Japan's Upper House renovates office for disabled lawmakersTOKYO - On Sunday (28/7), the Japanese Upper House began to renovate its chamber for the plenary sessions for the arrival of its newly-elected politicians, Yasuhiko Funago (61) & Eiko Kimura (54).
To welcome the lawmakers, Upper House’s steering committee on Thursday (25/7) agreed to ease the 2 politicians to do their duty. Therefore, a renovation was agreed upon.
On Sunday (21/7) last week, Funago & Kimura won seats for the Upper House. Both were candidates put forth by Reiwa Shinsengumi, a political party formed by Taro Yamamoto. In her campaign speech, Kimura promised to ensure the establishment of a system that supports and cares for the disabled.
Both Funago & Kimura are suffering from severe body function disabilities. Funago is suffering from Amyotrophic Lateral Sclerosis (ALS) or Lou Gehrig’s disease which affects his muscle control since 2008, and Kimura is suffering from cerebral palsy which affects her movement since she was 8-month-old, disabling her from the neck down to her toes.
Both lawmakers have to rely on wheelchairs which are bigger than ordinary wheelchairs, and caregivers are assigned to assist both politicians. Funago’s disease is identical to the deceased Stephen Hawking. He relies on a computer with a motion sensor, specially designed to convey his message through his biting motion.
Therefore, the Japanese House of Councilors was aware of the matter & decided to do a renovation for ease of access for both newly elected politicians.
For the renovation, three seats near the doorway were removed from the chamber to create space for Funago & Kimura. Also, an electric power source will be installed at their seats, so that during the session, Funago & Kimura may recharge their wheelchairs or other medical equipment.
The renovation was expected to finish by Thursday (1/8) right before the extraordinary meeting of the Diet. But, it is not the only renovation. Further renovation will be held before the next extraordinary meeting of the Diet which will be held in the Fall season.
The Upper House’s election was hailed by some activists as a revolution to Japanese laws, adding that it enhances people’s perspective to disabled lawmakers and helps the disabled community. The head of the Japanese ALS Association, Shigeyuki Shimamori, referred to the election of Funago as a landmark that an ALS-stricken person could actively perform in national politics. Funago is the first ALS-stricken politician to assume a seat in the Upper House.

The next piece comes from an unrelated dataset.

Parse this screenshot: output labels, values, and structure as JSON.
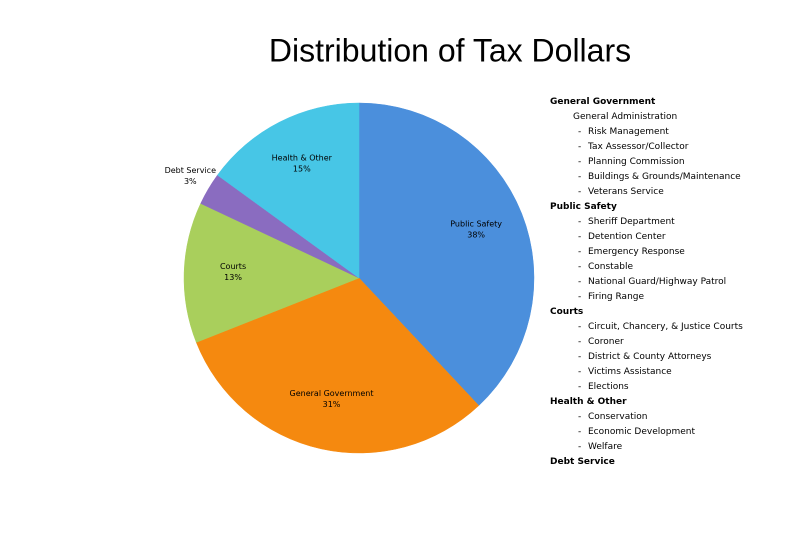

- DISABILITY IN JAPANESE SOCIETY & POLITICS -
This was not the first time for the Japanese political seat to be filled with a disabled politician. In 1977, Eita Yashiro (82) – also bound to a wheelchair – also won a seat in the Upper House.
To facilitate Yashiro’s needs and participation, ramps, multipurpose restrooms, and slopes were built in the chamber. Since then, the Japanese parliament began to be aware of disabled politicians.
For politicians with weak or impaired eyesight, the Japanese parliament provided Braille documents to assist them in attending the plenary session.
For the upcoming Tokyo Paralympics 2020, the Japanese government is thriving to improve infrastructure and facilities for the disabled which is one of the main objectives needed to be achieved before the commencement of the major sporting event.
There are about 9.63 million disabled people throughout Japan. However, the disabled Japanese need more care and attention. The 2016 stabbing incident which killed 19 disabled persons at a care home in Midori Ward, Sagamihara, Kanagawa, Japan, is proof that the attitude toward the disabled needs to be changed.
Therefore, by the election of Funago & Kimura, it is a great symbolization that the disabled are also the part of Japan itself.